Studiosi di diritto a convegno
In Italia, nonostante il successivo mutare del quadro di riferimento normativo che accompagna ogni cambio di ministro dell'università, gli studi giuridici stentano non poco adattarsi alla nuova realtà per ragioni istituzionali. Da un lato, è proprio per l'eccesso di una regolamentazione centralizzata che stona con i proclami altisonanti sull'autonomia degli atenei, a ingessare l'offerta didattica. Esauriti i «crediti» ministeriali obbligatori, calcolati con uno scoraggiante sistema «un tanto al kilo di studio», ben poco resta non solo per la creatività e curiosità individuale del discente ma anche per quella delle facoltà che hanno spazi troppo angusti per innovare. D'altra parte, è proprio la logica di «autonomia» dei consigli di facoltà a tradire forse ancor maggiormente le necessità di innovazione. I corsi vengono infatti attivati per ragioni legate all'offerta didattica, alle necessità dei gruppi accademici più forti di accrescersi e riprodursi in gran parte per le esigenze di carriera degli allievi. Viene così ignorato il principio della domanda, quello per cui dovrebbero essere attivati quei corsi e quegli insegnamenti che rispondono a una domanda sociale, a un bisogno di conoscenze nuove che si manifesta nel mondo professionale e istituzionale in cui gli studenti dovranno un giorno lavorare. Questi due principi, della pseudo-autonomia e del primato dell'offerta conducono a risultati altrimenti inspiegabili quali (fra i molti) il proliferare sproporzionato di insegnamenti obsoleti e la completa assenza di insegnamenti giuridico-economico-finanziari rivolti alla comprensione critica del funzionamento dei nuovi onnipotenti legislatori globali (Fondo monetario internazionale, Banca mondiale, Wto, G8 ) e del loro impatto reale sul nostro sistema normativo.

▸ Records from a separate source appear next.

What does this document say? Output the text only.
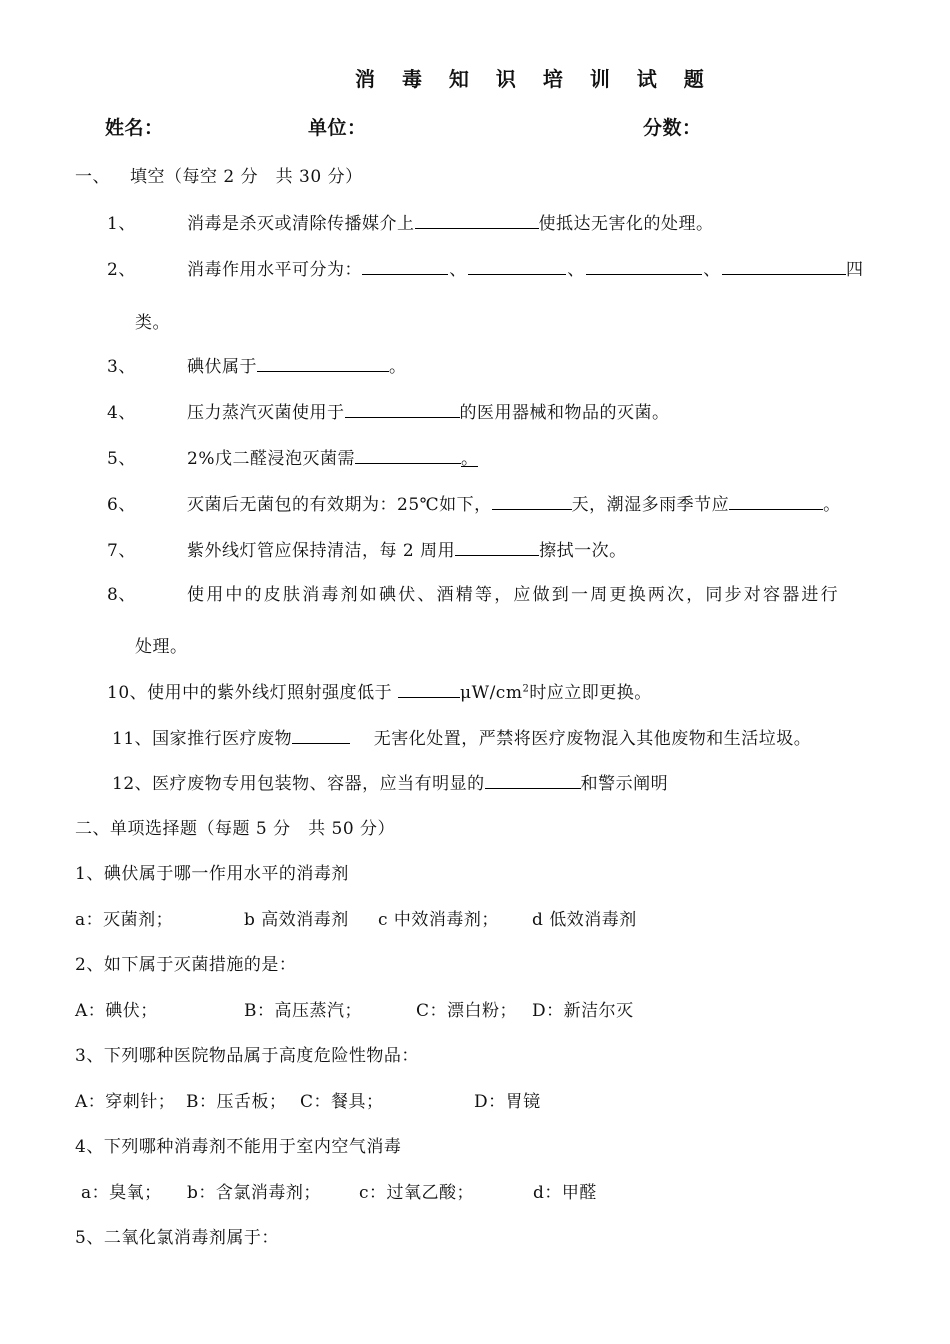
消 毒 知 识 培 训 试 题
姓名：	单位：	分数：
一、 填空（每空 2 分　共 30 分）
1、	消毒是杀灭或清除传播媒介上	使抵达无害化的处理。
2、	消毒作用水平可分为：	、	、	、	四
类。
3、	碘伏属于	。
4、	压力蒸汽灭菌使用于	的医用器械和物品的灭菌。
5、	2%戊二醛浸泡灭菌需	。
6、	灭菌后无菌包的有效期为：25℃如下，	天，潮湿多雨季节应	。
7、	紫外线灯管应保持清洁，每 2 周用	擦拭一次。
8、	使用中的皮肤消毒剂如碘伏、酒精等，应做到一周更换两次，同步对容器进行
处理。
10、使用中的紫外线灯照射强度低于	$\mu W/cm^2$时应立即更换。
11、国家推行医疗废物	无害化处置，严禁将医疗废物混入其他废物和生活垃圾。
12、医疗废物专用包装物、容器，应当有明显的	和警示阐明
二、单项选择题（每题 5 分　共 50 分）
1、碘伏属于哪一作用水平的消毒剂
a：灭菌剂；	b 高效消毒剂 c 中效消毒剂； d 低效消毒剂
2、如下属于灭菌措施的是：
A：碘伏；	B：高压蒸汽；	C：漂白粉； D：新洁尔灭
3、下列哪种医院物品属于高度危险性物品：
A：穿刺针； B：压舌板； C：餐具；	D：胃镜
4、下列哪种消毒剂不能用于室内空气消毒
a：臭氧； b：含氯消毒剂； c：过氧乙酸；	d：甲醛
5、二氧化氯消毒剂属于：
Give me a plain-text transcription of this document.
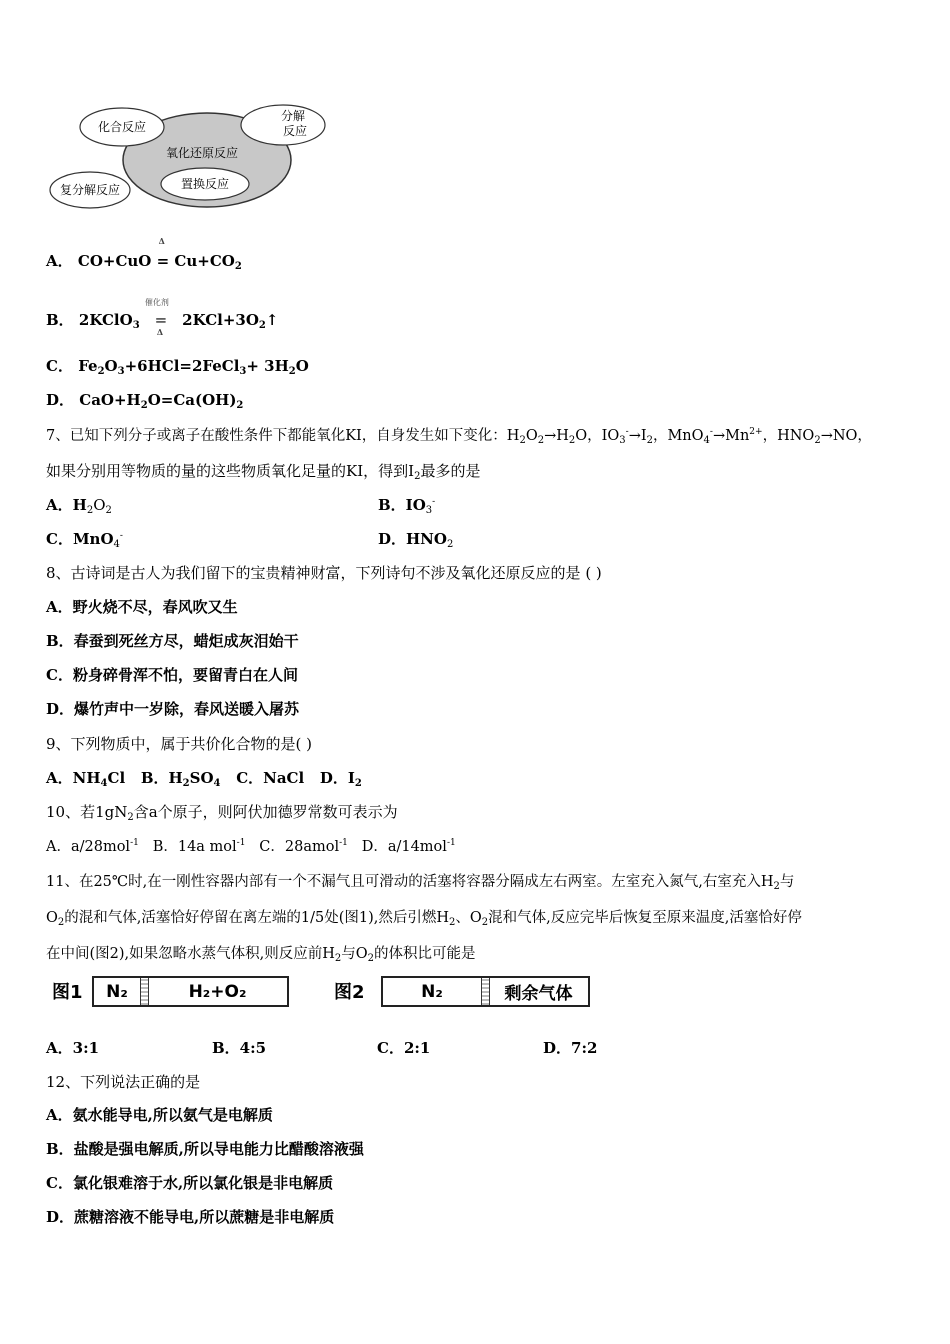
化合反应
分解
反应
氧化还原反应
置换反应
复分解反应
A． CO+CuO
Δ
= $Cu+CO_2$
B． 2KClO$_3$
催化剂
=
Δ
$2KCl+3O_2↑$
C． $Fe_2O_3+6HCl=2FeCl_3+ 3H_2O$
D． $CaO+H_2O=Ca(OH)_2$
7、已知下列分子或离子在酸性条件下都能氧化KI，自身发生如下变化：$H_2O_2\to H_2O$，$IO_3^-\to I_2$，$MnO_4^-\to Mn^{2+}$，$HNO_2\to NO$，
如果分别用等物质的量的这些物质氧化足量的KI，得到$I_2$最多的是
A．$H_2O_2$	B．$IO_3^-$
C．MnO$_4$-	D．$HNO_2$
8、古诗词是古人为我们留下的宝贵精神财富，下列诗句不涉及氧化还原反应的是 ( )
A．野火烧不尽，春风吹又生
B．春蚕到死丝方尽，蜡炬成灰泪始干
C．粉身碎骨浑不怕，要留青白在人间
D．爆竹声中一岁除，春风送暖入屠苏
9、下列物质中，属于共价化合物的是( )
A．$NH_4Cl$ B．$H_2SO_4$ C．NaCl D．$I_2$
10、若$1gN_2$含a个原子，则阿伏加德罗常数可表示为
A．a/28mol$^{-1}$ B．14a mol$^{-1}$ C．28amol$^{-1}$ D．a/14mol$^{-1}$
11、在25℃时,在一刚性容器内部有一个不漏气且可滑动的活塞将容器分隔成左右两室。左室充入氮气,右室充入$H_2$与
$O_2$的混和气体,活塞恰好停留在离左端的1/5处(图1),然后引燃$H_2$、$O_2$混和气体,反应完毕后恢复至原来温度,活塞恰好停
在中间(图2),如果忽略水蒸气体积,则反应前$H_2$与$O_2$的体积比可能是
图1	N₂	H₂+O₂	图2	N₂	剩余气体
A．3:1	B．4:5	C．2:1	D．7:2
12、下列说法正确的是
A．氨水能导电,所以氨气是电解质
B．盐酸是强电解质,所以导电能力比醋酸溶液强
C．氯化银难溶于水,所以氯化银是非电解质
D．蔗糖溶液不能导电,所以蔗糖是非电解质
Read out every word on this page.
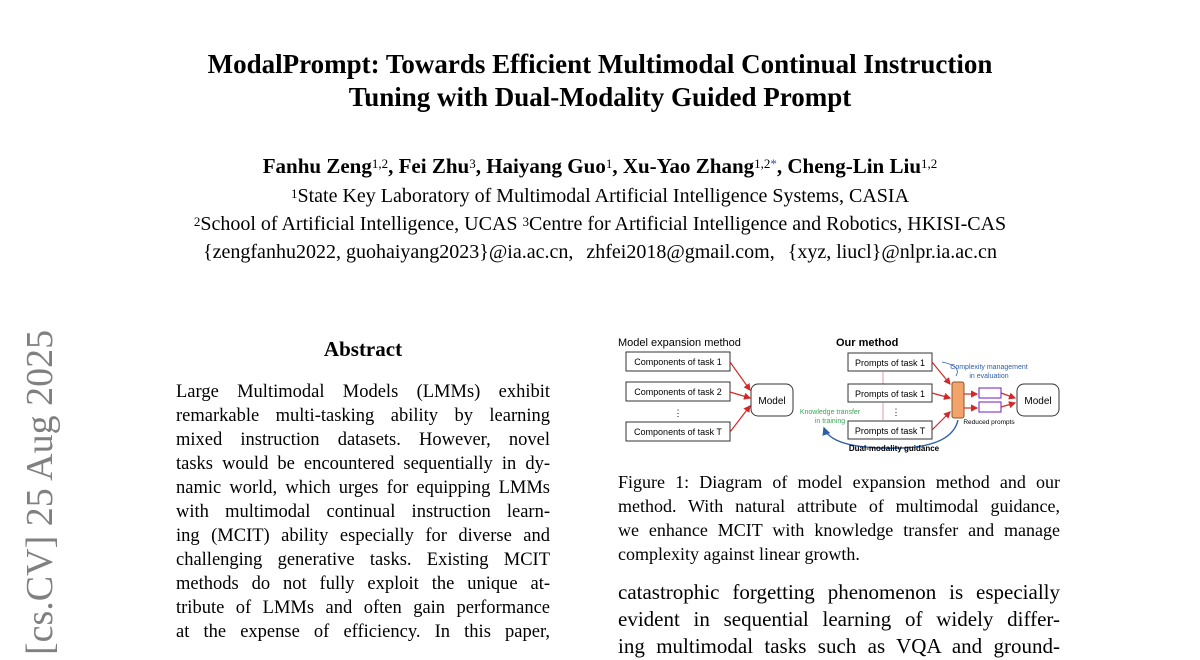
ModalPrompt: Towards Efficient Multimodal Continual Instruction
Tuning with Dual-Modality Guided Prompt
Fanhu Zeng$^{1,2}$, Fei Zhu$^3$, Haiyang Guo$^1$, Xu-Yao Zhang$^{1,2*}$, Cheng-Lin Liu$^{1,2}$
$^1$State Key Laboratory of Multimodal Artificial Intelligence Systems, CASIA
$^2$School of Artificial Intelligence, UCAS $^3$Centre for Artificial Intelligence and Robotics, HKISI-CAS
{zengfanhu2022, guohaiyang2023}@ia.ac.cn, zhfei2018@gmail.com, {xyz, liucl}@nlpr.ia.ac.cn
[cs.CV] 25 Aug 2025	Abstract
Large Multimodal Models (LMMs) exhibit
remarkable multi-tasking ability by learning
mixed instruction datasets. However, novel
tasks would be encountered sequentially in dy-
namic world, which urges for equipping LMMs
with multimodal continual instruction learn-
ing (MCIT) ability especially for diverse and
challenging generative tasks. Existing MCIT
methods do not fully exploit the unique at-
tribute of LMMs and often gain performance
at the expense of efficiency. In this paper,
Model expansion method
Components of task 1
Components of task 2
⋮
Components of task T
Model
Our method
Prompts of task 1
Prompts of task 1
⋮
Prompts of task T
Model
Complexity management
in evaluation
Reduced prompts
Knowledge transfer
in training
Dual-modality guidance
Figure 1: Diagram of model expansion method and our
method. With natural attribute of multimodal guidance,
we enhance MCIT with knowledge transfer and manage
complexity against linear growth.
catastrophic forgetting phenomenon is especially
evident in sequential learning of widely differ-
ing multimodal tasks such as VQA and ground-
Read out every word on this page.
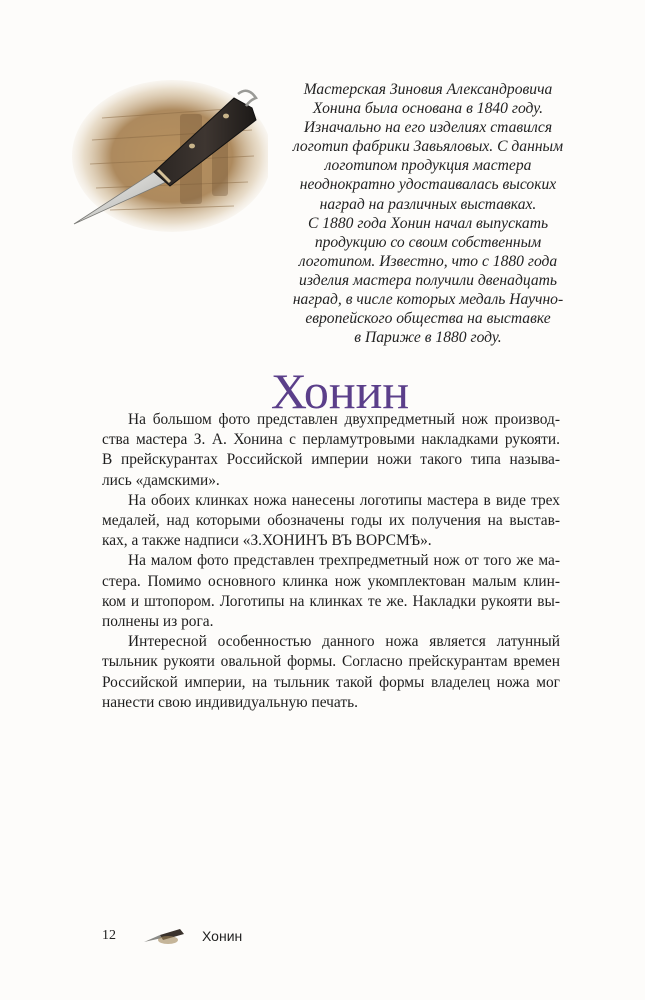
Мастерская Зиновия Александровича
Хонина была основана в 1840 году.
Изначально на его изделиях ставился
логотип фабрики Завьяловых. С данным
логотипом продукция мастера
неоднократно удостаивалась высоких
наград на различных выставках.
С 1880 года Хонин начал выпускать
продукцию со своим собственным
логотипом. Известно, что с 1880 года
изделия мастера получили двенадцать
наград, в числе которых медаль Научно-
европейского общества на выставке
в Париже в 1880 году.
Хонин
На большом фото представлен двухпредметный нож производ-
ства мастера З. А. Хонина с перламутровыми накладками рукояти.
В прейскурантах Российской империи ножи такого типа называ-
лись «дамскими».
На обоих клинках ножа нанесены логотипы мастера в виде трех
медалей, над которыми обозначены годы их получения на выстав-
ках, а также надписи «З.ХОНИНЪ ВЪ ВОРСМѢ».
На малом фото представлен трехпредметный нож от того же ма-
стера. Помимо основного клинка нож укомплектован малым клин-
ком и штопором. Логотипы на клинках те же. Накладки рукояти вы-
полнены из рога.
Интересной особенностью данного ножа является латунный
тыльник рукояти овальной формы. Согласно прейскурантам времен
Российской империи, на тыльник такой формы владелец ножа мог
нанести свою индивидуальную печать.
12	Хонин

Questo ritardo è proprio soltanto dell'Italia o altre realtà a noi vicine e lontane, sono riuscite a meglio adeguare alle necessità dei tempi presenti l'insegnamento giuridico? Tenterà di rispondere a questa primaria domanda conoscitiva il gruppo internazionale di oltre duecento studiosi di tutto il mondo raccolti nel progetto di eccellenza comunitaria Common core of european private law, volto a far emergere il «nucleo comune» del diritto privato in Europa. Alle sfide dell'educazione giuridica globale il «Common core» dedicherà infatti le plenarie del proprio tredicesimo incontro generale che da quest'anno lascerà l'università di Trento per divenire uno dei filoni di ricerca del progetto International university college of Turin (www.iuctorino.it) che dello studio interdisciplinare e critico degli aspetti giuridici e finanziari del capitalismo globale (in senso autentico, cioè inclusivo del sud-est) intende fare la sua cifra culturale.
L'incontro si terrà al Centro Torino incontra il 6 e 7 luglio. Relazioni sono dedicate all'esperienza francese di Parigi 2, a quella tedesca della Bucerius law school, prima facoltà privata di Germania, all'innovativo modello regionale della Pompeu Fabra di Barcellona, alle best practices della Central european university di Budapest e dell'educazione gius-cibernetica di Copenhagen, fino al modello cileno, oggi uno dei più vitali del pianeta nel tentativo di restituire civiltà giuridica a un sistema che più di ogni altro ha conosciuto i drammatici costi della sua prolungata sospensione.